L’ADN poubelle : est-il vrai que seulement 5 % de nos gènes servent à quelque chose ?

L’idée d’un « « ADN poubelle » ou « trash DNA » en version originale, est une manière quelque peu méprisante de qualifier ce qui est hors des 5 % d’ADN dit « codant ». Cette thèse veut que 5 % d’ADN soient réellement utiles, car seuls ces 5 % d’ADN renvoient à des gènes, et incidemment à des protéines. Le reste est dit « non exprimé » ou « non codant ». Il n’y a de là plus qu’un pas à sauter pour considérer les 95 %% restants de notre ADN comme inutile, incongru ou « poubelle ». Mais ce serait aller beaucoup trop vite en besogne que de considérer cet ADN comme inutile au seul motif qu’on ne peut pas encore comprendre sa fonction ou son fonctionnement.

D’abord, cet ADN non codant reste une composante propre à chaque individu. C’est ce qui permet d’identifier tout un chacun par un test de paternité ou un autre test ADN judiciaire. En l’occurrence, l’ADN non codant est utilisé à des fins de protection de la vie privée et des gènes, afin d’identifier une personne sans la discriminer. Si l’on prenait des gènes codants, il deviendrait possible de dire si la personne analysée est d’origine maghrébine, portoricaine ou asiatique, si ses cheveux sont bruns, blonds ou roux, si ses yeux sont bleus… et c’est bien ce qui a fait débat lorsque la police a établi en France son premier portrait-robot génétique. L’article 706-54 du Code de procédure pénale prévoit ainsi :

« Les empreintes génétiques conservées dans ce fichier ne peuvent être réalisées qu’à partir de segments d’acide désoxyribonucléique non codants, à l’exception du segment correspondant au marqueur du sexe ».
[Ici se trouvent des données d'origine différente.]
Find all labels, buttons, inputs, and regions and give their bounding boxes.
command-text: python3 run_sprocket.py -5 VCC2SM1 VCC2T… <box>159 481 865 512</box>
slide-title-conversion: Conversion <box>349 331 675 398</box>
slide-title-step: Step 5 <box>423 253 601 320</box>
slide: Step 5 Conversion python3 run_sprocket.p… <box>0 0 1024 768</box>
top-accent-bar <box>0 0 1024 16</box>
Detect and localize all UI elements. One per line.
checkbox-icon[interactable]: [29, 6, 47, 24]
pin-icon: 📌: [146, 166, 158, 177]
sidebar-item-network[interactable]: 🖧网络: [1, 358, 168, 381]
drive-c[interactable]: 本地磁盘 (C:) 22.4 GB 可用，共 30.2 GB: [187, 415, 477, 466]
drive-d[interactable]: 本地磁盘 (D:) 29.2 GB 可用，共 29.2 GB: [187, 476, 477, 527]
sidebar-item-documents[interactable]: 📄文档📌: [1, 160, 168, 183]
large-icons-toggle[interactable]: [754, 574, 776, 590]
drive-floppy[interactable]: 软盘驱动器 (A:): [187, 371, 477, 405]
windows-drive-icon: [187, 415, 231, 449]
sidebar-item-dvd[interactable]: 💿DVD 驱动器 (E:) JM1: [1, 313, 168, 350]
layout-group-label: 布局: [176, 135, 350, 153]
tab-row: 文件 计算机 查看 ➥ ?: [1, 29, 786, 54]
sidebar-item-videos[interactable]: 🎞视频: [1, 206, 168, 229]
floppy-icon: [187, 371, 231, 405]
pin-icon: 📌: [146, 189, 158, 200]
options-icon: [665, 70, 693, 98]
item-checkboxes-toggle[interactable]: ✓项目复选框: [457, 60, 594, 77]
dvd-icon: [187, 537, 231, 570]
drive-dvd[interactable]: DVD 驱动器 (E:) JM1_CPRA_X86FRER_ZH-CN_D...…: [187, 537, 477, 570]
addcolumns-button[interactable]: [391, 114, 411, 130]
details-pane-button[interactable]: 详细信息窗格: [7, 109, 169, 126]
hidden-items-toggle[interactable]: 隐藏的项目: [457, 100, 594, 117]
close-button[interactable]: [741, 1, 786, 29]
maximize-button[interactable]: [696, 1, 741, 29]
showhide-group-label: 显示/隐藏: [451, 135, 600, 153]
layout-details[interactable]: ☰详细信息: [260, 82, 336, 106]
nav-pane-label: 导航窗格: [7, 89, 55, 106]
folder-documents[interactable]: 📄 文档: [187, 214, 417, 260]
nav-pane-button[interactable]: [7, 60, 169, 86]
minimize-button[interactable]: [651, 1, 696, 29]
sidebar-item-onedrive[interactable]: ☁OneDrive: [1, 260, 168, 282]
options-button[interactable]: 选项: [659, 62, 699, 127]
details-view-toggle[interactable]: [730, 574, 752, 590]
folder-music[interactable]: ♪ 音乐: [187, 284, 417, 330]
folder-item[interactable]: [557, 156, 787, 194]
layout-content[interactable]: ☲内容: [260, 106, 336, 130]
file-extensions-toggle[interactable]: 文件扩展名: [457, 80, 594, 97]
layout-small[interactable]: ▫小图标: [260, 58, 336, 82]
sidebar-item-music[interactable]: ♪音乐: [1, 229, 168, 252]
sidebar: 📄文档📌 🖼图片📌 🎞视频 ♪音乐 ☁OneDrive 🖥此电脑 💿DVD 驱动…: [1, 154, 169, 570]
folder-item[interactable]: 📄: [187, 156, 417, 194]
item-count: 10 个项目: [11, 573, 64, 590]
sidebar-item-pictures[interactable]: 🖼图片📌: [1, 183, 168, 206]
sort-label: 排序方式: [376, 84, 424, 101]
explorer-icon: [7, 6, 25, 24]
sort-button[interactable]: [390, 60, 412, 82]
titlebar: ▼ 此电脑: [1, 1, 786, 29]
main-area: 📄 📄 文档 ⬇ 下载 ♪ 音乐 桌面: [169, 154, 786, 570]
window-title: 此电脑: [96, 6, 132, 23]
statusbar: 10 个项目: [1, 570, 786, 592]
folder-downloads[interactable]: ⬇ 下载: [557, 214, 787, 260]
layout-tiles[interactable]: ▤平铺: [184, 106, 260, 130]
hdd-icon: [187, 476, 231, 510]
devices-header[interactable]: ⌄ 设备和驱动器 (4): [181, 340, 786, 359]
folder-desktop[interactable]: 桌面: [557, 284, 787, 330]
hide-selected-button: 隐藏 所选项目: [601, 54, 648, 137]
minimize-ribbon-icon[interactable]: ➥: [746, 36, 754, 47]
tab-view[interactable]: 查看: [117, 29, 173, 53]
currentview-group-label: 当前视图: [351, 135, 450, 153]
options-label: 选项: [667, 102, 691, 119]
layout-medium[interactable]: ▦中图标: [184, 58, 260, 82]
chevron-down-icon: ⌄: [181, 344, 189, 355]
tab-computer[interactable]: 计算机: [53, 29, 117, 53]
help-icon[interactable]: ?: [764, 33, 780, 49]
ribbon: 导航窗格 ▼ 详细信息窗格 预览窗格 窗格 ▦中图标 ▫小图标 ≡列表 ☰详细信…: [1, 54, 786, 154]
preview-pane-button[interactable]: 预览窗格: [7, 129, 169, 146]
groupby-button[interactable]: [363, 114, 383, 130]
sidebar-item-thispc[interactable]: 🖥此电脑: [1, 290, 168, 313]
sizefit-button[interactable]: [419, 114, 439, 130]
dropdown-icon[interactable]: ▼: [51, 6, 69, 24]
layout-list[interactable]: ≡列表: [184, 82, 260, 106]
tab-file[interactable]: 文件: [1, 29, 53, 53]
Toutefois, il est évident que cet ADN non codant n’a pas été prévu par la nature pour l’identification judiciaire des personnes dans le respect de la loi informatique et libertés de 1978. On a également découvert que cet ADN non-codant pouvait avoir un certain rôle dans l’apparition de maladies à court ou long terme. Mieux : un projet d’envergure transnationale (composé de 440 chercheurs !) nommé « Encode » a vu le jour. ENCyclopaedia Of Dna Elements a été l’occasion d’une série d’articles émettant des théories encore vagues sur le rôle de tout cet ADN non-codant, qui n’est selon ces scientifiques évidemment pas présent par hasard. On a également découvert que dans cet ADN « poubelle » se trouvaient des gènes directement liés à la formation du visage, ou encore celle du crâne.

Bien que nous ne sachions pas encore à quoi servent exactement toutes les facettes de notre ADN, il est certain que la théorie de l’ADN poubelle ne peut être encore tenue pour vraie et intangible. Les récentes découvertes montrent non pas que 98 % de notre ADN n’est qu’un amas de détritus restants dans les errements de notre évolution génétique, mais au contraire qu’il reste 98 % de notre ADN à découvrir dans un fonctionnement qui diffère de ce que l’on connaît chez les gènes codants. Malgré le séquençage complet du génome humain, l’ADN et ses méandres risquent de nous surprendre pendant encore bien longtemps.